Coal

New Executive Order Seeks to Increase Climate Resilience

An executive order signed by President Obama today requires federal agencies to promote the “dual goals” of a greater resilience to climate change and a removal of barriers to carbon-curbing measures, including carbon sequestration.

Climate change impacts that include “prolonged periods of excessively high temperatures, more heavy downpours, an increase in wildfires, more severe droughts, permafrost thawing, ocean acidification, and sea-level rise,” are already affecting the nation, the order declares. Managing these risks will require “deliberate preparation” and “close cooperation and coordinated planning” by the federal government and stakeholders, it says.

The order establishes a “Council on Climate Preparedness and Resilience” that will include senior officials from various agencies while calling on all federal agencies to promote strong partnerships and information sharing at all levels, and “risk-informed decision making.”

But it also requires, by July 2014, that the heads of the Departments of Defense, the Interior, and Agriculture, the Environmental Protection Agency (EPA), NOAA, the Federal Emergency Management Agency, and the Army Corps of Engineers complete an assessment of proposed and completed changes to their land- and water-related policies, programs, and rules that are needed to make the nation’s watersheds and natural resources more resilient in the face of a changing climate.  The assessment must include a timeline and plan for making those, the order says.

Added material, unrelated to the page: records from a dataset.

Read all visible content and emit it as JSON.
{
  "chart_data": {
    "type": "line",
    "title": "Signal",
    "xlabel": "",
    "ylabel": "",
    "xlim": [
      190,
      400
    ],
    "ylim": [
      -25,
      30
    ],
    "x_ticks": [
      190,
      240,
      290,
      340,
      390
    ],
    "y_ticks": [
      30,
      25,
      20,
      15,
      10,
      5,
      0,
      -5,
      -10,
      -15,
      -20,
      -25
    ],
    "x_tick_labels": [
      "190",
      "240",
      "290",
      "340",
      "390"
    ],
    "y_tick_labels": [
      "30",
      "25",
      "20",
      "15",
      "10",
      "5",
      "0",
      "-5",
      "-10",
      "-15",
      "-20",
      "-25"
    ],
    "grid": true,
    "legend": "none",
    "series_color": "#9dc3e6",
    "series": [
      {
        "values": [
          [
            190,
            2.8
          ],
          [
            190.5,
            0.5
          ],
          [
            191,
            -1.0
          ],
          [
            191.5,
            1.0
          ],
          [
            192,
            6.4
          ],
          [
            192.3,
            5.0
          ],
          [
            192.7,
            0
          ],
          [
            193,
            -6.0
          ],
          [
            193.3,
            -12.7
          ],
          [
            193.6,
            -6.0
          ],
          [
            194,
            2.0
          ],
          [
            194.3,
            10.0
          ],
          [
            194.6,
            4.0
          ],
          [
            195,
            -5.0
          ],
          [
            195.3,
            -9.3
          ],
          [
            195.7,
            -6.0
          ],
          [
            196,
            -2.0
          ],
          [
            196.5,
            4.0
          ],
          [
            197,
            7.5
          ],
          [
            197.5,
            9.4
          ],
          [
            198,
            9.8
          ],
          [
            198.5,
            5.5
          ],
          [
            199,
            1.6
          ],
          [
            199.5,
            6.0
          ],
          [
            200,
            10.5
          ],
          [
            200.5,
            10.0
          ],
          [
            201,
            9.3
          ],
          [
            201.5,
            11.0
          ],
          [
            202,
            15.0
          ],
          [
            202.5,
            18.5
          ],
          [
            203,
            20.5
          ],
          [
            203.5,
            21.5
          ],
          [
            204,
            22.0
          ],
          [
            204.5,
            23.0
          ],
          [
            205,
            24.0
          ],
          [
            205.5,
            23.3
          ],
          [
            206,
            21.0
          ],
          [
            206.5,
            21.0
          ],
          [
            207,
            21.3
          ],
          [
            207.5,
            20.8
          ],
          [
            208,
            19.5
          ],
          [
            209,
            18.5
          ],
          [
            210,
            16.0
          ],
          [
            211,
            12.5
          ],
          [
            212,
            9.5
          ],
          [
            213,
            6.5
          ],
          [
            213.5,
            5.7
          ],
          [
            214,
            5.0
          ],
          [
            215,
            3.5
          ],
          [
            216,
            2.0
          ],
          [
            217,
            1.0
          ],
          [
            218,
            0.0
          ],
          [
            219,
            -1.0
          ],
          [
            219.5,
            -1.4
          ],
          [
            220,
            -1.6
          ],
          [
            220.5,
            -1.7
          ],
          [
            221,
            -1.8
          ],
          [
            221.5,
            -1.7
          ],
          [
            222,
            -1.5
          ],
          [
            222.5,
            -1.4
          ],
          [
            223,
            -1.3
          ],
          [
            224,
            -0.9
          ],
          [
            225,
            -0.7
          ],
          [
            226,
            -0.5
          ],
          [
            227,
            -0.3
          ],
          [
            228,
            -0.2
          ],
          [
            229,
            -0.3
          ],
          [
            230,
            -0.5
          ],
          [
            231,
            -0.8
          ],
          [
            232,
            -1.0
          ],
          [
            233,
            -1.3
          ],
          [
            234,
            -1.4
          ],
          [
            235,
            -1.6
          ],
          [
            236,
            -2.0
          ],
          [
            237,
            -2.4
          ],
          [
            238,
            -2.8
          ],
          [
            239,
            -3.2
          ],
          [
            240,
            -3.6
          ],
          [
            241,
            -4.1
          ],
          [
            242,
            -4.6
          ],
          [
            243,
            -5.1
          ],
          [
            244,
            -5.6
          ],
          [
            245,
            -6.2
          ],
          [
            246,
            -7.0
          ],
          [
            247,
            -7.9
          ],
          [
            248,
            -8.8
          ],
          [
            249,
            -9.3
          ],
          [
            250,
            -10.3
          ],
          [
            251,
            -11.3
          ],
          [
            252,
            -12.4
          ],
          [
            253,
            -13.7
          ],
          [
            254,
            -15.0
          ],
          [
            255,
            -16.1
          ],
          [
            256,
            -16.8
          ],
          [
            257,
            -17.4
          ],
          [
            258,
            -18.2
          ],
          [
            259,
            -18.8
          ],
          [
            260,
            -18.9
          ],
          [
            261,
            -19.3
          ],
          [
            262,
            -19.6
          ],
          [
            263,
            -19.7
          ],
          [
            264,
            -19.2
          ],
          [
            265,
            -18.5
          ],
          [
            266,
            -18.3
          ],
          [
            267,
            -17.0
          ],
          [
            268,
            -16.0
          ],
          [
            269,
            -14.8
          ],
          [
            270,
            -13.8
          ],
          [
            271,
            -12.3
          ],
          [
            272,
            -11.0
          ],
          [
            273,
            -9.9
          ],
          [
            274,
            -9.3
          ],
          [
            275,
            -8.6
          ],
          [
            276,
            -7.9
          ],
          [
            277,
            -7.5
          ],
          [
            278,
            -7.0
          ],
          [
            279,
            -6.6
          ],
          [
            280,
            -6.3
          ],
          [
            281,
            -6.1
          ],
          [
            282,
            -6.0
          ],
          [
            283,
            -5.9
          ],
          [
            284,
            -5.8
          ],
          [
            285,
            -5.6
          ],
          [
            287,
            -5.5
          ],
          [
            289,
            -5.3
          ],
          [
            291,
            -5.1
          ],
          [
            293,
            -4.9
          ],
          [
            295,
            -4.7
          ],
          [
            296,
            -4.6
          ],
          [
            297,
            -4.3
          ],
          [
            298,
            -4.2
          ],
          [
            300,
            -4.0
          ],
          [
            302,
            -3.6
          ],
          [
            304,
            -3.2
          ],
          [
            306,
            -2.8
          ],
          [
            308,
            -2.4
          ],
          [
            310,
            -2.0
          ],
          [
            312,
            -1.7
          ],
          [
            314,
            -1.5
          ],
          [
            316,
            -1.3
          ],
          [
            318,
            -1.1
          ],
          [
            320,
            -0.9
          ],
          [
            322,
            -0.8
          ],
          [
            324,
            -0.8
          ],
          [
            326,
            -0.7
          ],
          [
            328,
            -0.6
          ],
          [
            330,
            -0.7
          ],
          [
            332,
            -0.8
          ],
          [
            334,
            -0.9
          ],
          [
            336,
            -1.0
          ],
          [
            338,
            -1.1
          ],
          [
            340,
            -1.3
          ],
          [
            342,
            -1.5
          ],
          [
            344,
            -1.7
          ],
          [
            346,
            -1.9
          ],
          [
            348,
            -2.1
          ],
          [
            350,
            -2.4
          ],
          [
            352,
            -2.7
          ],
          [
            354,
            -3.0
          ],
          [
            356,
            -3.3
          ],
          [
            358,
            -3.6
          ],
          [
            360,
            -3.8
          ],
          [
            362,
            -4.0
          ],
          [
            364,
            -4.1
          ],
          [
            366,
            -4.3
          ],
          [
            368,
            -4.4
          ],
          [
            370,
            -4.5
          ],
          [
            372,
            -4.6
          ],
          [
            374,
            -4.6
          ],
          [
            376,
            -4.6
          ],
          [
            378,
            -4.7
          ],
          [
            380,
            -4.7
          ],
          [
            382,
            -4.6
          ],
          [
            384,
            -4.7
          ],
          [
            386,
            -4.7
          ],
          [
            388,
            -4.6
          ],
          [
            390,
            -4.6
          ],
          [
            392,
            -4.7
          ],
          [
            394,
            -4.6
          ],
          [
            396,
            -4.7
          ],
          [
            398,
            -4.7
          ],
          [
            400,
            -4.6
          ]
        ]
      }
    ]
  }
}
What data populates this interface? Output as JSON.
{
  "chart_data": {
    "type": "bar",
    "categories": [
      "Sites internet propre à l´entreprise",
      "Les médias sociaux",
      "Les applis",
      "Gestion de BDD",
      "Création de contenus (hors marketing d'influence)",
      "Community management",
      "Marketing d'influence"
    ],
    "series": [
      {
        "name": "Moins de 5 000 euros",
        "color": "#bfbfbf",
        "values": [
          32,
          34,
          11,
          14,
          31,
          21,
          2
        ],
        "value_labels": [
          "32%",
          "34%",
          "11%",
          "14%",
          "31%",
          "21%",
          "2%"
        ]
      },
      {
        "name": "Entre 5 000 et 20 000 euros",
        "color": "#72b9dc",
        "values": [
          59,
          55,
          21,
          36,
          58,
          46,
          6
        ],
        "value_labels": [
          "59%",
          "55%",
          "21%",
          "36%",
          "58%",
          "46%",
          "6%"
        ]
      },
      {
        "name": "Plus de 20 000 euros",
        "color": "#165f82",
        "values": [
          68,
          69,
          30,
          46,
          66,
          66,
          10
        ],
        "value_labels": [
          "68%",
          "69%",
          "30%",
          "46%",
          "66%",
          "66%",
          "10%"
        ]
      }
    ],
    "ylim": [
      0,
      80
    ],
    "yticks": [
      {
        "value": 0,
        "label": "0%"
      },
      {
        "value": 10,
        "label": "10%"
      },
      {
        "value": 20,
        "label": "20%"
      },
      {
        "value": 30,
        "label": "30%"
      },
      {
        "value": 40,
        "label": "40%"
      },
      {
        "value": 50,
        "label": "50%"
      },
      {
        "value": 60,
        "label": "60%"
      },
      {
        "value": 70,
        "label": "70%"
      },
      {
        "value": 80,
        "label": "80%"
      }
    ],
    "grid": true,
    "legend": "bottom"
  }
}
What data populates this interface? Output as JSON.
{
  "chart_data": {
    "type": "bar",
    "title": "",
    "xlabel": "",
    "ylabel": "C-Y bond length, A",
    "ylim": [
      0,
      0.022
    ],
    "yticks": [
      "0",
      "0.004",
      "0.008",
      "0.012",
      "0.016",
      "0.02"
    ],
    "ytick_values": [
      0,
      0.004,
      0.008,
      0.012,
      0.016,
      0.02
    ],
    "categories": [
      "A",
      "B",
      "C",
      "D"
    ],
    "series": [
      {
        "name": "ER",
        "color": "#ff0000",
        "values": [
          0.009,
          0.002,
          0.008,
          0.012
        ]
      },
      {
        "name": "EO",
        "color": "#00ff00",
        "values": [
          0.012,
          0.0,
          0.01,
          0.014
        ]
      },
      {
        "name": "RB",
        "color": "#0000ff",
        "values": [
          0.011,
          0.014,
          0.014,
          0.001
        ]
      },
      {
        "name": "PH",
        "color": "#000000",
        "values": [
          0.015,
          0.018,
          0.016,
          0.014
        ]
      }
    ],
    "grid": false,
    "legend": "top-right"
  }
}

The executive action is part of President’s Obama’s June-announced Climate Action Plan. The plan outlines three primary goals: slashing U.S. carbon pollution through stringent rules for new and existing power plants while doubling renewables deployment and promoting fuel switching from coal to natural gas; preparing the U.S. for impacts of climate change; and leading international efforts to combat global climate change.

This September, the EPA issued a revised proposal to curb carbon emissions from new power plants that sets separate standards for new gas-fired and coal-fired power plants. It also revealed it is developing new carbon standards for existing power plants.

Meanwhile, earlier this week, the Treasury Department issued a revised technical guidance that declares an end to U.S. support for  multilateral development bank (MDB) funding for new overseas coal projects except in “narrowly defined circumstances.”